E ele me levou ao pátio de dentro da casa do SENHOR; e eis que estavam à entrada do templo do SENHOR, entre o pórtico e o altar, cerca de vinte e cinco homens, com suas costas voltadas ao templo do SENHOR e seus rostos ao oriente, e eles se prostravam ao oriente, para o sol.
17 Bana, “İnsanoğlu, bunları gördün mü?” dedi, “Yahuda halkı burada yaptığı iğrenç şeyler yetmiyormuş gibi, ülkeyi zorbalıkla doldurup beni sürekli öfkelendiriyor. Bak, dalı nasıl burunlarına uzatıyorlar!
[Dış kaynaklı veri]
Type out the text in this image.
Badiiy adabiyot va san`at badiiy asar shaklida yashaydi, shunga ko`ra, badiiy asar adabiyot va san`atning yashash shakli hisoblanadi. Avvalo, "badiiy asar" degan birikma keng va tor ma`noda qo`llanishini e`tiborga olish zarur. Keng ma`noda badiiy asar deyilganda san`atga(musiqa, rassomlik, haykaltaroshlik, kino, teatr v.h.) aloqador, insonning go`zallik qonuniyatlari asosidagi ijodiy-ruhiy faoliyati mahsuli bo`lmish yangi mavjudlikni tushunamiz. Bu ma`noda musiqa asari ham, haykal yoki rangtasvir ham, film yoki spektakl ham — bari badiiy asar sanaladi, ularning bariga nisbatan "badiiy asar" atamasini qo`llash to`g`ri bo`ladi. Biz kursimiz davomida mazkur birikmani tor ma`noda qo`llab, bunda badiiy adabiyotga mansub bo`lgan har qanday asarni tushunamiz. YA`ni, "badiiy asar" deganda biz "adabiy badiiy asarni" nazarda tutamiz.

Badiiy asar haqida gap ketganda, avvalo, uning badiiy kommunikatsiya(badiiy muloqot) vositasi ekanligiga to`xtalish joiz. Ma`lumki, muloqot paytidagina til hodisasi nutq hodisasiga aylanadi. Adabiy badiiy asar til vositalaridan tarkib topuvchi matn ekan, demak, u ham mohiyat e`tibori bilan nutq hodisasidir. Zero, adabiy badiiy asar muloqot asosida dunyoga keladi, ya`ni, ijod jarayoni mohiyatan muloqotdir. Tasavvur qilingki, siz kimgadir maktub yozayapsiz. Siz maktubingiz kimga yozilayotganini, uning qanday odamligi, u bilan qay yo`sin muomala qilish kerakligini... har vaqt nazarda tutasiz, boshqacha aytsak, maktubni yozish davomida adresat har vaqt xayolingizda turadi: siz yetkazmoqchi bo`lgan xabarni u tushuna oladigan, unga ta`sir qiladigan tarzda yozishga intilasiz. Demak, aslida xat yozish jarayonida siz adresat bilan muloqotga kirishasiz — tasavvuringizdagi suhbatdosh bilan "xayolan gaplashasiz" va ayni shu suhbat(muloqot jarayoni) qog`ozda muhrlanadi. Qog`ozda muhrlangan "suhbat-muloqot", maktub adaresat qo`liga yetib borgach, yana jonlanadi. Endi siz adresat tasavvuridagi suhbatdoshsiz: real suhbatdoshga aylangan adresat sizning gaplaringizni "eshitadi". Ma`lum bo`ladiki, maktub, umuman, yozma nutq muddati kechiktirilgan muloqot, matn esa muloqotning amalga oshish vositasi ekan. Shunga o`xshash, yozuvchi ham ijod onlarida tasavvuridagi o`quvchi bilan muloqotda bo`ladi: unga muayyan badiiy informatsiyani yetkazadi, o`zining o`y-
Então me disse: Viste [isto], filho do homem? Por acaso é pouco para a casa de Judá fazer as abominações que fazem aqui? Pois eles têm enchido a terra de violência, e voltam a irritar-me, porque eis que põem o ramo em suas narinas.
18 Bundan ötürü onlara öfkeyle davranacak, acımayacağım, onları esirgemeyeceğim. Yüksek sesle beni çağırsalar bile onları dinlemeyeceğim.”
Por isso eu também os tratarei com furor; meu olho não poupará, nem terei compaixão; e ainda que gritem em meus ouvidos com alta voz, mesmo assim não os ouvirei.